Hacker News new | ask | show | jobs
by dale_glass 1362 days ago
We support that already, yup. But it never hurts to see if there's something better than that out there.
2 comments

You can bootleg your own fast lossless codec by doing delta-encoding on the raw PCM to get a lot of zeros and then feed it through an off-the-shelf fast compressor like snappy/lz4/zstandard/etc. It won't get remotely close to the dedicated audio algorithms, but I wouldn't be surprised if you cut your data size by a factor 2-4 and essentially no CPU cost compared to raw uncompressed audio.
You’ve not done this before have you ?
I haven't, but now I have. I took https://opus-codec.org/static/examples/samples/music_orig.wa... from https://opus-codec.org/examples/. Then I wrote the following snippet of Python code:

    from scipy.io import wavfile
    import numpy as np
    import zstd

    sampling_rate, samples = wavfile.read(r'data/bootleg-compress/music_orig.wav')
    orig = samples.tobytes()

    naive_compressed = zstd.ZSTD_compress(orig)
    deltas = np.diff(samples, prepend=samples.dtype.type(0), axis=0) # Per-channel deltas.
    compressed_deltas = zstd.ZSTD_compress(deltas.ravel()) # Interleave channels and compress.

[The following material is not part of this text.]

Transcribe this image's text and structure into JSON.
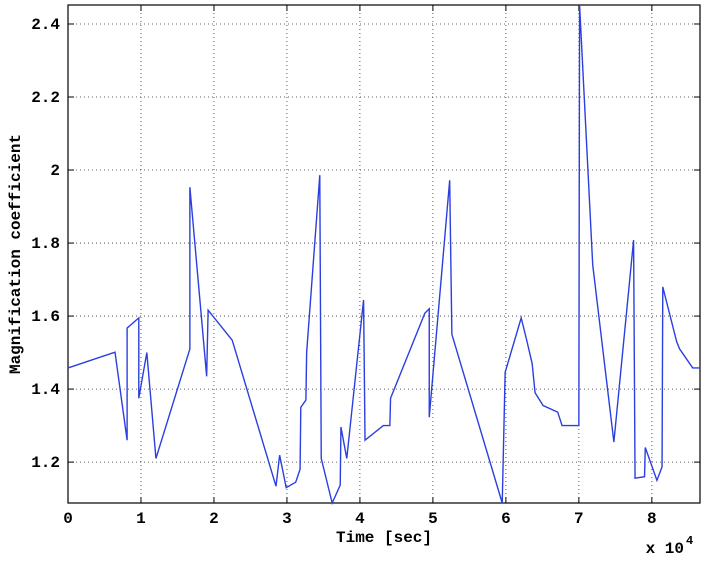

    decompressed_deltas = np.frombuffer(zstd.ZSTD_uncompress(compressed_deltas), dtype=samples.dtype)
    decompressed = np.cumsum(decompressed_deltas.reshape(deltas.shape), axis=0, dtype=samples.dtype)
    assert np.array_equal(samples, decompressed)

    print(len(orig))
    print(len(naive_compressed))
    print(len(compressed_deltas))
giving:

    17432876
    15518973
    12817602
Looks like my initial estimation of 2-4 was way off (when FLAC achieves ~2 this should've been a red flag), but you do get a ~1.36x reduction in space at basically memory read speed.

Using an encoding for second order differences with storing -127 <= d <= 127 using 1 byte and the others 2 bytes (for an input of 16-bit audio) I got a ratio of ~1.50 for something that can still operate entirely at RAM speed:

    orig = samples.tobytes()
    deltas = np.diff(samples, prepend=samples.dtype.type(0), axis=0)      # Per-channel deltas.
    delta_deltas = np.diff(deltas, prepend=samples.dtype.type(0), axis=0) # Per-channel second-order differences.

    # Many small differences, encode almost all 1-byte differences using 1 byte,
    # using 3 bytes for larger differences. Interleave channels and encode.
    small = np.sum(np.abs(delta_deltas.ravel()) <= 127)
    bootleg = np.zeros(small + (len(delta_deltas.ravel()) - small) * 3, dtype=np.uint8)
    i = 0
    for dda in delta_deltas.flatten():
        if -127 <= dda <= 127:
            bootleg[i] = dda + 127
            i += 1
        else:
            bootleg[i] = 255
            bootleg[i + 1] = (dda + 2**15) % 256
            bootleg[i + 2] = (dda + 2**15) // 256
            i += 3

    compressed_bootleg = zstd.ZSTD_compress(bootleg)
    print(len(compressed_bootleg))

    decompressed_bootleg = zstd.ZSTD_uncompress(compressed_bootleg)
    result = []

    i = 0
    while i < len(bootleg):
        if bootleg[i] < 255:
            result.append(decompressed_bootleg[i] - 127)
            i += 1
        else:
            lo = decompressed_bootleg[i + 1]
            hi = decompressed_bootleg[i + 2]
            result.append(256*hi + lo - 2**15)
            i += 3

    decompressed_delta_deltas = np.array(result, dtype=samples.dtype).reshape(delta_deltas.shape)
    decompressed_deltas = np.cumsum(decompressed_delta_deltas, axis=0, dtype=samples.dtype)
    decompressed = np.cumsum(decompressed_deltas, axis=0, dtype=samples.dtype)
    assert np.array_equal(samples, decompressed)
Prints 11593846.
While I also want a low-computation codec that can save space, the historical use cases unfortunately assumes a lot more CPU power to be compensated for a lot less bandwidth, so there's little research in this area, and there's no real incentive to make something like ProRes and DNxHD as if you are editing audio the SSD speeds has been so fast that you'll run into CPU problems first.